Juan Domingo Argüelles
"Agustín Ramos y su sátira del poetastro"
Un narrador, y no un poeta, ha hecho la más aguda sátira del poetastro. En su novela La noche (México, Tusquets, 2007), Agustín Ramos lleva a cabo un ejercicio demoledor al caracterizar, con magistral fidelidad, a tan patético personaje de nuestra cultura "provinciana", entendido por provincianismo no sólo aquello que se produce y desarrolla en la provincia geográfica sino, sobre todo, en las provincias del espíritu.
Poeta de medio pelo, e hidalguense para más señas (pero esto último sólo debería entenderse como un mero accidente, puesto que el personaje es metáfora que amplía su radio de significación), el protagonista de La noche es descrito con conmiseración más que con escarnio: escarnecer a un personaje así es hasta cierto punto gratuito; no hace falta ridiculizarlo; él mismo actúa su caricatura.
El personaje de La noche es uno de los más logrados, literariamente, en la narrativa de Agustín Ramos cuya novela fluye con extraordinaria amenidad, a pesar de que nos deja la sensación de relatar una tragedia y no una bufonada. Hay mucho de tragedia en la tonta obstinación de creer que se es poeta, sin serlo realmente, y asumir esto sin conciencia del ridículo, sin comprensión de lo grotesco del afán.
Kafkianamente, emulando a Gregorio Samsa, el poetastro de La noche se despierta una mañana, luego de un sueño intranquilo, convertido no en un insecto pero sí en un patético ser abandonado que, solo en su casa, no atina a saber si ya despertó o si todavía sigue durmiendo en medio de una pesadilla. Luego de una borrachera, abre los ojos y no encuentra a nadie por ningún lado. Así, la vida le resulta una interminable resaca. Entonces, movido por este ánimo de confusión y de angustia, el poetastro repasa su vida que no es otra cosa que una infortunada cadena de necedades.

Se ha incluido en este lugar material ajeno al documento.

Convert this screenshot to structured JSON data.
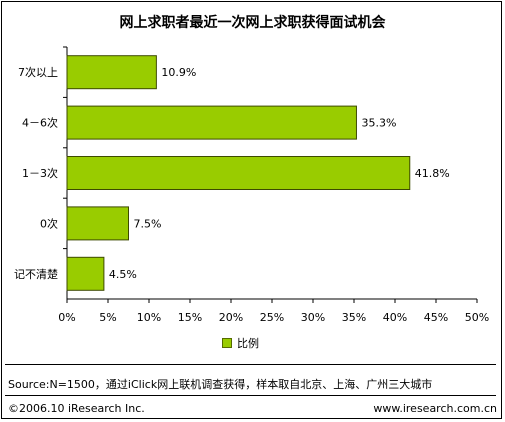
{
  "chart_data": {
    "type": "bar",
    "orientation": "horizontal",
    "title": "网上求职者最近一次网上求职获得面试机会",
    "categories": [
      "7次以上",
      "4－6次",
      "1－3次",
      "0次",
      "记不清楚"
    ],
    "values": [
      10.9,
      35.3,
      41.8,
      7.5,
      4.5
    ],
    "value_labels": [
      "10.9%",
      "35.3%",
      "41.8%",
      "7.5%",
      "4.5%"
    ],
    "x_ticks": [
      "0%",
      "5%",
      "10%",
      "15%",
      "20%",
      "25%",
      "30%",
      "35%",
      "40%",
      "45%",
      "50%"
    ],
    "xlim": [
      0,
      50
    ],
    "series": [
      {
        "name": "比例",
        "values": [
          10.9,
          35.3,
          41.8,
          7.5,
          4.5
        ]
      }
    ],
    "legend_position": "bottom",
    "grid": false,
    "bar_color": "#99cc00"
  },
  "source": "Source:N=1500，通过iClick网上联机调查获得，样本取自北京、上海、广州三大城市",
  "copyright": "©2006.10 iResearch Inc.",
  "website": "www.iresearch.com.cn"
}
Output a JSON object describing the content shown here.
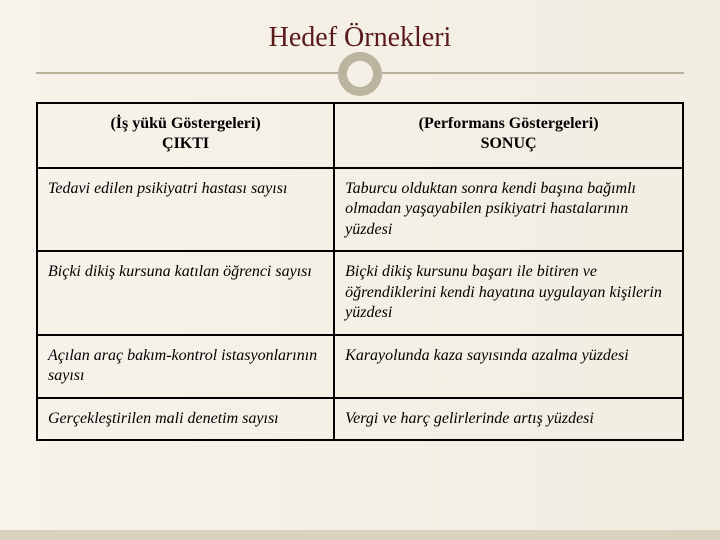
{
  "title": "Hedef Örnekleri",
  "colors": {
    "background": "#f5f1e8",
    "title_color": "#5a1a1a",
    "divider": "#b9b19a",
    "ring_border": "#bcb49e",
    "footer_bar": "#d9d2bf",
    "table_border": "#000000",
    "text_color": "#000000"
  },
  "typography": {
    "title_fontsize": 28,
    "cell_fontsize": 16,
    "font_family": "Georgia, serif"
  },
  "table": {
    "type": "table",
    "columns": [
      {
        "line1": "(İş yükü Göstergeleri)",
        "line2": "ÇIKTI",
        "width_pct": 46
      },
      {
        "line1": "(Performans Göstergeleri)",
        "line2": "SONUÇ",
        "width_pct": 54
      }
    ],
    "rows": [
      [
        "Tedavi edilen psikiyatri hastası sayısı",
        "Taburcu olduktan sonra kendi başına bağımlı olmadan yaşayabilen psikiyatri hastalarının yüzdesi"
      ],
      [
        "Biçki dikiş kursuna katılan öğrenci sayısı",
        "Biçki dikiş kursunu başarı ile bitiren ve öğrendiklerini kendi hayatına uygulayan kişilerin yüzdesi"
      ],
      [
        "Açılan araç bakım-kontrol istasyonlarının sayısı",
        "Karayolunda kaza sayısında azalma yüzdesi"
      ],
      [
        "Gerçekleştirilen mali denetim sayısı",
        "Vergi ve harç gelirlerinde artış yüzdesi"
      ]
    ]
  }
}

Ganador de todos los juegos florales de su pueblo, orador en todos los actos cívicos pueblerinos, dueño del estro más celebrado por politiquillos y caciques, consentido por "musas" cursis y rabonas en virtud de su "ardiente inspiración", hacedor de ridiculeces "líricas" y cantor impetuoso de su tierra y mujerío, el poetastro es retratado con ironía, con un humor más bien ácido y con el fastidio que nos causan la barbaridad y el disparate.

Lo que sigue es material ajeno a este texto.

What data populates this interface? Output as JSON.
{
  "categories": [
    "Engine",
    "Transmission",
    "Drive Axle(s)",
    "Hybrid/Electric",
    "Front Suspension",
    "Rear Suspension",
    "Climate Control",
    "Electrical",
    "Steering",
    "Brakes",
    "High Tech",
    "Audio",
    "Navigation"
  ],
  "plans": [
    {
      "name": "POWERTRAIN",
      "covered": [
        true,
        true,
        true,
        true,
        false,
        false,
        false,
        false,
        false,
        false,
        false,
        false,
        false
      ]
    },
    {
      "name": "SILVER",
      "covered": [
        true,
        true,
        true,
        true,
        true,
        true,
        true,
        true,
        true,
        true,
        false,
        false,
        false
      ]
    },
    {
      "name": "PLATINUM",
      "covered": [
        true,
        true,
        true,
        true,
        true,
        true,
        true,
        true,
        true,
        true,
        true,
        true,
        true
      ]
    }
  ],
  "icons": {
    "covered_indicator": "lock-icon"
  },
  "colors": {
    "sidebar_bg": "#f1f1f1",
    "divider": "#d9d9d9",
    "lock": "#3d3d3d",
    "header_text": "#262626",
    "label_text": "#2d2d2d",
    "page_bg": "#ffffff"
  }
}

Agustín Ramos ha escrito, y descrito, un magistral esperpento. El protagonista de La noche, "apenas rebasaba los 20 años y ya era cronista oficial". Los políticos lo buscaban para que, con su encendido verbo, enalteciera los méritos de los candidatos, y hasta el mismo presidente del país, en viaje que hace al pueblo hidalguense donde mora el poetastro, se fija en sus grandes dotes de verborrea. Vive de la "poesía" y del gobierno y hasta se da el lujo de vivir "bien". Era "uno de los que más premios había obtenido, si no es que el máximo ganador de rosas de oro y plata en los juegos florales de su municipio"; los trofeos que obtenía, a cada momento, "iban tapizando una pared del estudio... y casi tenía la misma cantidad de rosas que de libros en el librero". Satisfecho, expresa: "La cantidad de premios se explicaba porque casi cada año los obtenía yo. A veces por disuasión de los adversarios advenedizos que llegaban de fuera, por lo general del DF, con ideas dañinas para la esencia poética."

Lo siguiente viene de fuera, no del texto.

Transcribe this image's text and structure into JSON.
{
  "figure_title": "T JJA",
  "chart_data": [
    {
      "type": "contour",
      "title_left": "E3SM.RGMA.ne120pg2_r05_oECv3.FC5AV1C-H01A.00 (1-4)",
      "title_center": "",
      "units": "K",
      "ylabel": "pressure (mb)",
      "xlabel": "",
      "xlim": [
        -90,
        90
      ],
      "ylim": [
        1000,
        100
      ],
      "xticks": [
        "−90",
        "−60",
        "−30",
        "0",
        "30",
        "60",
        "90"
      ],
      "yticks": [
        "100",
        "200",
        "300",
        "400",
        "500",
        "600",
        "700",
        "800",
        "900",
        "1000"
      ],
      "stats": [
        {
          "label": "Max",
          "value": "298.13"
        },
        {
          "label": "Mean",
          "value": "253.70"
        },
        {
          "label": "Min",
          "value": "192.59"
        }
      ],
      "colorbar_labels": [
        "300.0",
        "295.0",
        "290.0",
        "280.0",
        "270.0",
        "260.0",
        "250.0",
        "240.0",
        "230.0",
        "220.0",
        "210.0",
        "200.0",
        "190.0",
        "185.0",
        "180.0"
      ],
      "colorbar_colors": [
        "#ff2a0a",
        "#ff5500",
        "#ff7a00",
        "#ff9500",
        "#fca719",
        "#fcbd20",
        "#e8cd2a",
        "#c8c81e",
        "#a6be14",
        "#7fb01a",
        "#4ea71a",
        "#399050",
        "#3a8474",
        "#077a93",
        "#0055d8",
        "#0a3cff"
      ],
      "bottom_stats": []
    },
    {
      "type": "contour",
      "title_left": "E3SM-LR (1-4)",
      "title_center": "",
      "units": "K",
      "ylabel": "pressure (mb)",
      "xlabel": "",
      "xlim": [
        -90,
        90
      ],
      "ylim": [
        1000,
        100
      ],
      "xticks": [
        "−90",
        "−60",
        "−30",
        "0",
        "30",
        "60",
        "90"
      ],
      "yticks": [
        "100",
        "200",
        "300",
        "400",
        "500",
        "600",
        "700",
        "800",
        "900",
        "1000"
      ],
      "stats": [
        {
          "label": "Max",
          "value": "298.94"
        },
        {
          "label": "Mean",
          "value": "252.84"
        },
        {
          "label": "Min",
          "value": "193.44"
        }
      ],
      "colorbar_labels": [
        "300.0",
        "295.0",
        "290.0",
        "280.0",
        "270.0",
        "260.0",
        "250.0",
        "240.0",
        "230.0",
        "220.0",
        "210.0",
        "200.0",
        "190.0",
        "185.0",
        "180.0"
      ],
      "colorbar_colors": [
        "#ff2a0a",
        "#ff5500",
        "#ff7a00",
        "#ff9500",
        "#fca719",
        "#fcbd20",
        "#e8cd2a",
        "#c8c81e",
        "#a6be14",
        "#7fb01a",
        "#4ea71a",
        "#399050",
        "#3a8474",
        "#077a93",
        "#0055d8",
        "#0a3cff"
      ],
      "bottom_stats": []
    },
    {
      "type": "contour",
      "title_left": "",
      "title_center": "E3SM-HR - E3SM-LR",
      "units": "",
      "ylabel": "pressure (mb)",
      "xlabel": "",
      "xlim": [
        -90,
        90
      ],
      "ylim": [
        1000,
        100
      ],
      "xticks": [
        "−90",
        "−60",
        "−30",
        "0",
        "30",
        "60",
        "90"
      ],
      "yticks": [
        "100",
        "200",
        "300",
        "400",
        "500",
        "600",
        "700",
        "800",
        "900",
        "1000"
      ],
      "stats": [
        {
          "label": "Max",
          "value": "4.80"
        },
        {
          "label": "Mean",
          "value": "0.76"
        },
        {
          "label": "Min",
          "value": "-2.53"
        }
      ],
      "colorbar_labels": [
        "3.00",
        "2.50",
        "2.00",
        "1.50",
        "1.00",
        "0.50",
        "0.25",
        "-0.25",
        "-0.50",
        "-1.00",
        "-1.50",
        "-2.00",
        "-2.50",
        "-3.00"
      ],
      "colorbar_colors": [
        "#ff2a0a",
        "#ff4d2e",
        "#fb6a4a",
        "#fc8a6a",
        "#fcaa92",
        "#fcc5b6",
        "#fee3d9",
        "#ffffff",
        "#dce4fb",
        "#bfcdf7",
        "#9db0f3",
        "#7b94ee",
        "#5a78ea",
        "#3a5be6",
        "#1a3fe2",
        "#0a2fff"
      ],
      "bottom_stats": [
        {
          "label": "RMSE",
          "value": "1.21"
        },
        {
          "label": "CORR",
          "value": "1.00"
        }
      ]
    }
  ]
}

Quizá el mejor precedente literario de esta estrambótica personificación es el que lleva a cabo Juan José Arreola en La feria, cuando describe las sesiones del Ateneo Tzaputlatena, con la visita a Zapotlán del afamado poeta Palinuro, de Guadalajara, y la poetisa Alejandrina, de Tamazula. La referencia que se hace de Palinuro es incomparable: "A todos nos colmó de elogios, diciendo que éramos injustamente desconocidos, pero que muy pronto se encargaría de propalar nuestros méritos. Se refirió a Zapotlán como a la Atenas de Jalisco." Y respecto de la poetisa Alejandrina, que llegó con su libro de versos en la mano, los integrantes del Ateneo de Zapotlán coinciden en afirmar que, al oírla, sentían que "un ángel hablaba por su boca".
En una de sus crónicas ("En favor del poetastro"), Ramón López Velarde se refiere a ese personaje ubicuo de todos los pueblos y lugares que, como "pavo silvestre", derrocha cursilerías oleaginosas. Agustín Ramos, en su nueva novela, amplía, con precisión, ese mismo retrato trazado por López Velarde y por Arreola.